Below is a minimal deduplication example in both Splink and irelink.

splink (Python):

from splink import Linker, SettingsCreator, DuckDBAPI, block_on, splink_datasets
import splink.comparison_library as cl

df = splink_datasets.fake_1000
db_api = DuckDBAPI()

settings = SettingsCreator(
    link_type="dedupe_only",
    comparisons=[
        cl.JaroWinklerAtThresholds("first_name", [0.9, 0.7]),
        cl.JaroWinklerAtThresholds("surname", [0.9, 0.7]),
        cl.ExactMatch("dob"),
    ],
    blocking_rules_to_generate_predictions=[
        block_on("first_name"),
        block_on("surname"),
    ],
)

linker = Linker(df, settings, db_api)
linker.training.estimate_u_using_random_sampling(max_pairs=1e6)
linker.training.estimate_parameters_using_expectation_maximisation(
    block_on("surname")
)

pairwise = linker.inference.predict(threshold_match_probability=0.5)
clusters = linker.clustering.cluster_pairwise_predictions_at_threshold(
    pairwise, 0.95
)

irelink (R):

library(irelink)

df <- fake_1000
con <- DBI::dbConnect(duckdb::duckdb())

spec <- il_spec() |>
  il_compare(first_name, cl_jaro_winkler(0.9, 0.7)) |>
  il_compare(surname, cl_jaro_winkler(0.9, 0.7)) |>
  il_compare(dob, cl_exact()) |>
  il_block_on(first_name) |>
  il_block_on(surname)

model <- il_model(df, spec = spec, con = con)
model <- il_estimate_u(model)
model <- il_estimate_em(model, block_on(surname))

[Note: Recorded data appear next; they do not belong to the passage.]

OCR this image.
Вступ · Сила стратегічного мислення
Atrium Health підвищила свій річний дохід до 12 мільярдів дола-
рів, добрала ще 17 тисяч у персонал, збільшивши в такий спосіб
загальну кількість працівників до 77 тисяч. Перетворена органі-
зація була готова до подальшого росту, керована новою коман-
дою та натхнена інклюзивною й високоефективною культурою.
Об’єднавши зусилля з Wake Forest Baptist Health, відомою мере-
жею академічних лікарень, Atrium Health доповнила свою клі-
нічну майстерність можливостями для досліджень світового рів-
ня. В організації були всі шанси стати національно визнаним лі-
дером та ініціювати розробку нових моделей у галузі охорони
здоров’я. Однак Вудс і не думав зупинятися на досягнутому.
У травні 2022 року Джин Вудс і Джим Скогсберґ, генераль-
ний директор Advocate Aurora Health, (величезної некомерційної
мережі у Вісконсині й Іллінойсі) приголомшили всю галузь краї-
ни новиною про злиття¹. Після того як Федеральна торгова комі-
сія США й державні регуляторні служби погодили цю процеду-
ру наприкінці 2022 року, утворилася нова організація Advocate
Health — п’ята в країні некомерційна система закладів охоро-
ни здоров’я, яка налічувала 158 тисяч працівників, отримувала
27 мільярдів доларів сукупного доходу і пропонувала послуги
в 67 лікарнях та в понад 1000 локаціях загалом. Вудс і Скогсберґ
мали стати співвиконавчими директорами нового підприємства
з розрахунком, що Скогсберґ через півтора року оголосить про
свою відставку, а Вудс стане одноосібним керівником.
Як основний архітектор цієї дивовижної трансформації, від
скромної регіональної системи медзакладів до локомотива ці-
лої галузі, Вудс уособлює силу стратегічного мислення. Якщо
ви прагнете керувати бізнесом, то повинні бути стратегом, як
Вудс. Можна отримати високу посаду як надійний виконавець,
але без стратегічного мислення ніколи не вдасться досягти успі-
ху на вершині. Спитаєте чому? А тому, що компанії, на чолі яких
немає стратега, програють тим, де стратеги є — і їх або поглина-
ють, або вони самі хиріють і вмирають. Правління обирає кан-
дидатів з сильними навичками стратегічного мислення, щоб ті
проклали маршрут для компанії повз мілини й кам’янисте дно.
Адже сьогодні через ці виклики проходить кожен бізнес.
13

pairs <- predict(model, threshold = 0.5)
clusters <- il_cluster(pairs)

il_cleanup(model)
DBI::dbDisconnect(con, shutdown = TRUE)

The examples above use probability thresholds because those transfer cleanly between Splink and irelink. In Splink, prediction match_weight includes the prior odds. In irelink, match_weight is evidence only, and total_match_weight is the prior-inclusive log2 odds. Keep that difference in mind if you translate match-weight thresholds between the two packages.

Example: finding matches against new records

splink (Python):

new_records = pd.DataFrame([{
    "first_name": "Jhon", "surname": "Smith", "dob": "1990-01-15"
}])
results = linker.inference.find_matches_to_new_records(
    new_records, blocking_rules=[], match_weight_threshold=-10
)

irelink (R):

new_df <- data.frame(
  first_name = "Jhon",
  surname = "Smith",
  dob = "1990-01-15"
)
results <- il_find_matches(model, new_df, threshold = 0.5)

Splink uses a match-weight threshold for this workflow. il_find_matches() filters on posterior match probability. Translate those thresholds with the same caution as in the prediction example above.